Introduction: Aluminum is a widespread metal in the environment and linked to several diseases, including cardiovascular disease. Regenerative cardiac telocytes can potentially alleviate numerous heart diseases.
Aim of the Work: This study investigated the potential protective effect carvedilol on aluminum trichloride (AlCl3)-induced cardiac toxicity by examining its antioxidative, anti-inflammatory, anti-apoptotic and its impact on cardiac telocytes.

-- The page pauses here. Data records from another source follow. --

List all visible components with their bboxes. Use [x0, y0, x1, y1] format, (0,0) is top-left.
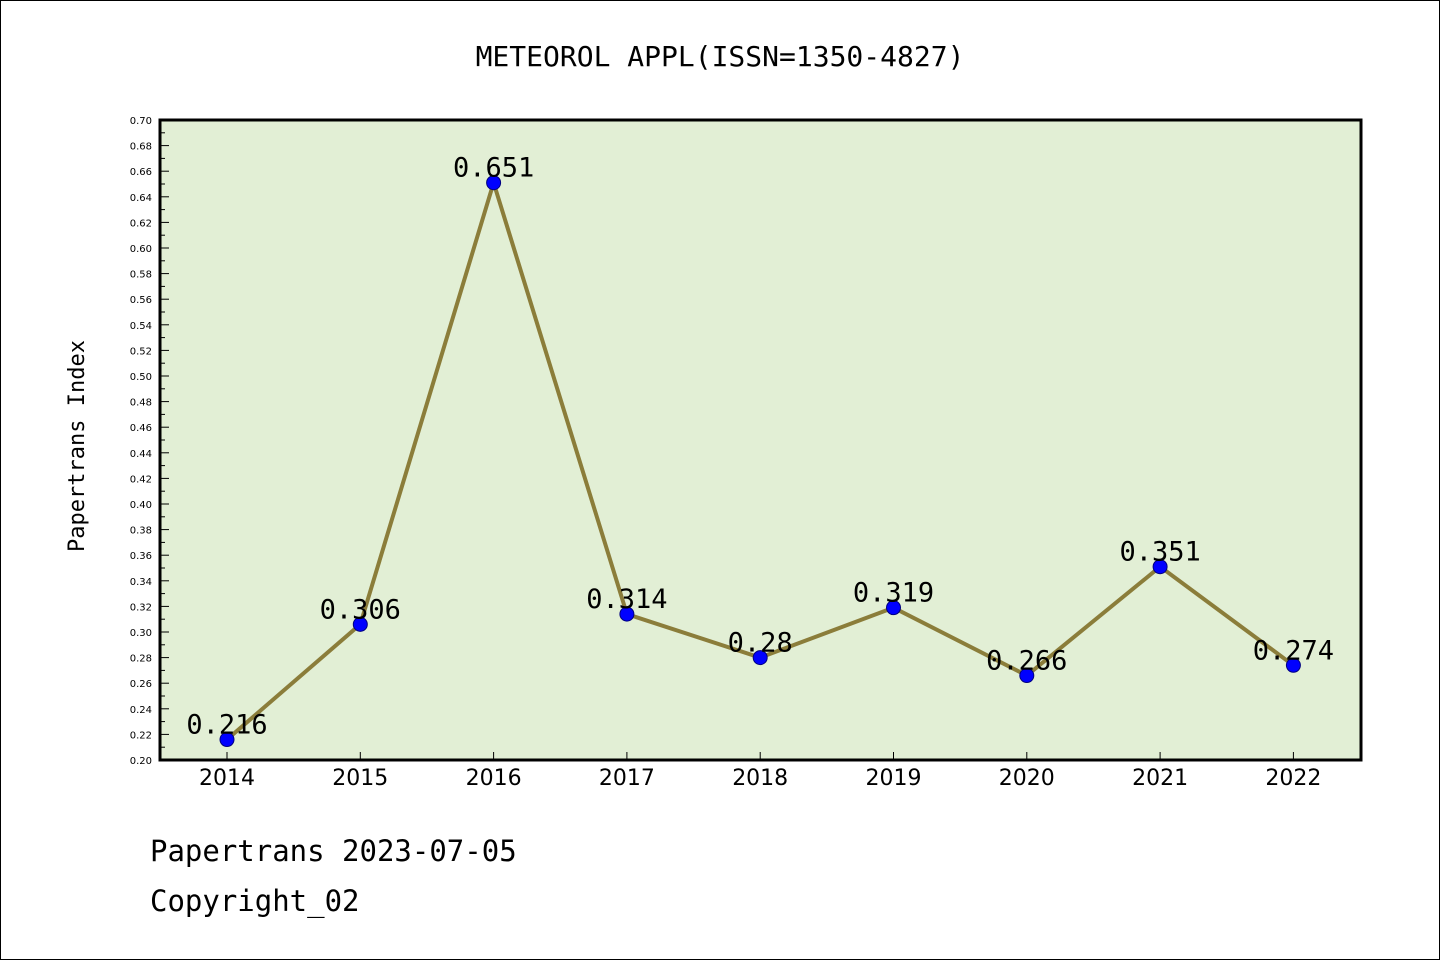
- ytick-label: 0.68: [130, 142, 152, 153]
- ytick-label: 0.60: [130, 244, 152, 255]
- xtick-label: 2016: [466, 766, 522, 791]
- xtick-label: 2017: [599, 766, 655, 791]
- ytick-label: 0.26: [130, 679, 152, 690]
- chart-title: METEOROL APPL(ISSN=1350-4827): [476, 40, 965, 73]
- data-point-marker: [352, 616, 368, 632]
- ytick-label: 0.44: [130, 449, 152, 460]
- ytick-label: 0.22: [130, 730, 152, 741]
- ytick-label: 0.20: [130, 756, 152, 767]
- data-label: 0.266: [986, 646, 1067, 677]
- ytick-label: 0.24: [130, 705, 152, 716]
- data-label: 0.651: [453, 153, 534, 184]
- ytick-label: 0.58: [130, 270, 152, 281]
- data-point-marker: [1285, 657, 1301, 673]
- xtick-label: 2022: [1265, 766, 1321, 791]
- data-point-marker: [1152, 559, 1168, 575]
- data-point-marker: [752, 650, 768, 666]
- ytick-label: 0.34: [130, 577, 152, 588]
- data-point-marker: [619, 606, 635, 622]
- footer-copyright-text: Copyright_02: [150, 884, 360, 918]
- ytick-label: 0.48: [130, 398, 152, 409]
- data-point-marker: [486, 175, 502, 191]
- ytick-label: 0.28: [130, 654, 152, 665]
- ytick-labels: 0.20 0.22 0.24 0.26 0.28 0.30 0.32 0.34 0.36 0.38…: [130, 116, 152, 767]
- xtick-labels: 2014 2015 2016 2017 2018 2019 2020 2021 2022: [199, 752, 1321, 791]
- data-label: 0.274: [1253, 635, 1334, 666]
- footer-date-text: Papertrans 2023-07-05: [150, 834, 517, 868]
- data-point-marker: [1019, 668, 1035, 684]
- ytick-label: 0.46: [130, 423, 152, 434]
- xtick-label: 2019: [866, 766, 922, 791]
- xtick-label: 2015: [332, 766, 388, 791]
- ytick-label: 0.62: [130, 218, 152, 229]
- xtick-label: 2021: [1132, 766, 1188, 791]
- xtick-label: 2020: [999, 766, 1055, 791]
- y-axis-label: Papertrans Index: [65, 340, 90, 552]
- ytick-label: 0.54: [130, 321, 152, 332]
- data-point-marker: [219, 732, 235, 748]
- ytick-label: 0.70: [130, 116, 152, 127]
- xtick-label: 2018: [732, 766, 788, 791]
- ytick-label: 0.66: [130, 167, 152, 178]
- ytick-label: 0.42: [130, 474, 152, 485]
- data-label: 0.306: [320, 594, 401, 625]
- xtick-label: 2014: [199, 766, 255, 791]
- ytick-label: 0.56: [130, 295, 152, 306]
- ytick-label: 0.52: [130, 346, 152, 357]
- data-label: 0.28: [728, 628, 793, 659]
- data-label: 0.319: [853, 578, 934, 609]
- plot-border: [158, 118, 1363, 762]
- data-point-marker: [886, 600, 901, 616]
- ytick-label: 0.30: [130, 628, 152, 639]
- ytick-label: 0.50: [130, 372, 152, 383]
- ytick-label: 0.40: [130, 500, 152, 511]
- data-label: 0.314: [586, 584, 667, 615]
- data-labels: 0.216 0.306 0.651 0.314 0.28 0.319 0.266 0.351 0…: [186, 153, 1334, 741]
- ytick-label: 0.32: [130, 602, 152, 613]
- ytick-label: 0.36: [130, 551, 152, 562]
- ytick-label: 0.38: [130, 526, 152, 537]
- ytick-label: 0.64: [130, 193, 152, 204]
- data-label: 0.351: [1119, 537, 1200, 568]
- data-markers: [219, 175, 1301, 748]
- data-label: 0.216: [186, 710, 267, 741]
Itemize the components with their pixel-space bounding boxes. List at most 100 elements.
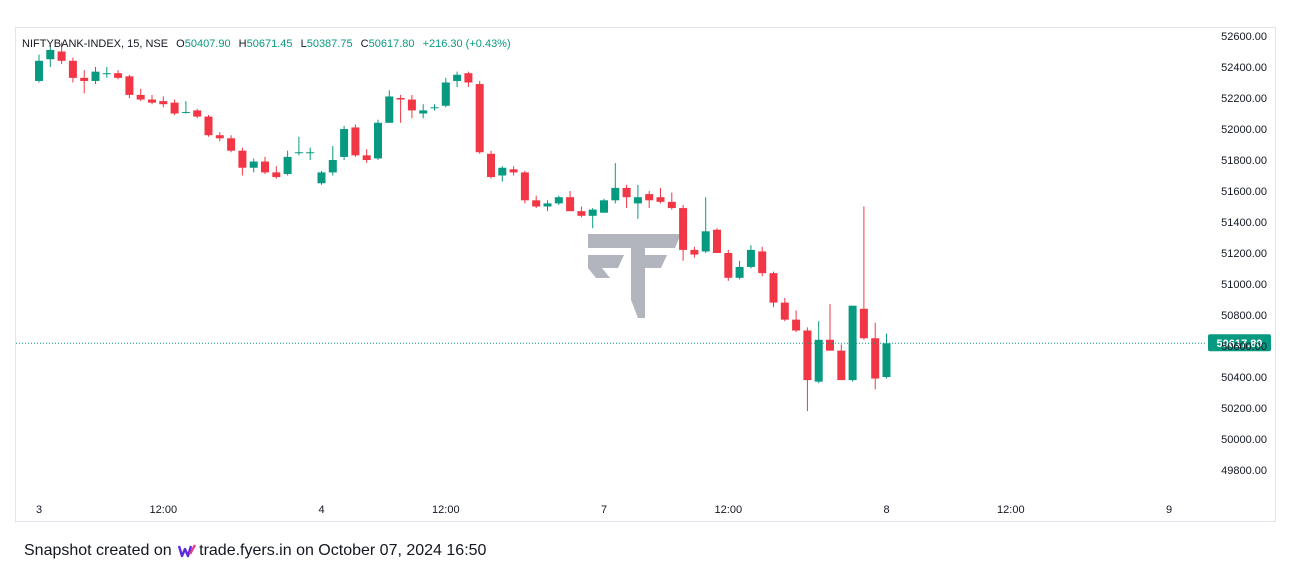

Materials and Methods: Thirty adult male Wistar rats were randomly divided into three (10-rats) groups. Control group: saline. AlCl3 group: after two weeks of saline, (70 mg/kg/day) AlCl3 for four weeks. The Carvedilol+ AlCl3 group: (1 mg/kg day) carvedilol for two weeks followed by AlCl3 for four weeks. All drugs were received as a single dose daily I.P. At the end of the experiment, blood biochemical antioxidants, inflammatory and aluminum level were assessed. Additionally cardiac tissue histology, immunohistochemistry (active caspase 3 and CD117 markers) and histomorphometry were performed.
Results: Administration of AlCl3 significantly increase in cardiac malonaldehyde, nitric oxide, and tumor necrosis factor-alpha levels as well as both serum and cardiac aluminum levels. Heart and body weights and cardiac catalase levels were significantly decreased. Histologically AlCl3 induced degenerative and apoptotic changes in cardiac myocytes with a significant increase in apoptotic cells number and collagen fibers area percentage., However, myocardial telocytes is significantly decreased. Carvedilol administration ameliorated these abnormal biochemical, histological and immunohistochemical parameters.
Conclusion: Carvedilol prophylactic administration protected against ALCL3 induced cardiotoxicity via downregulating cardiomyocyte apoptosis and fibrosis due to its antioxidant, anti-inflammatory, and anti-apoptotic effects and increased cardiac telocytes number and its regenerative capacity.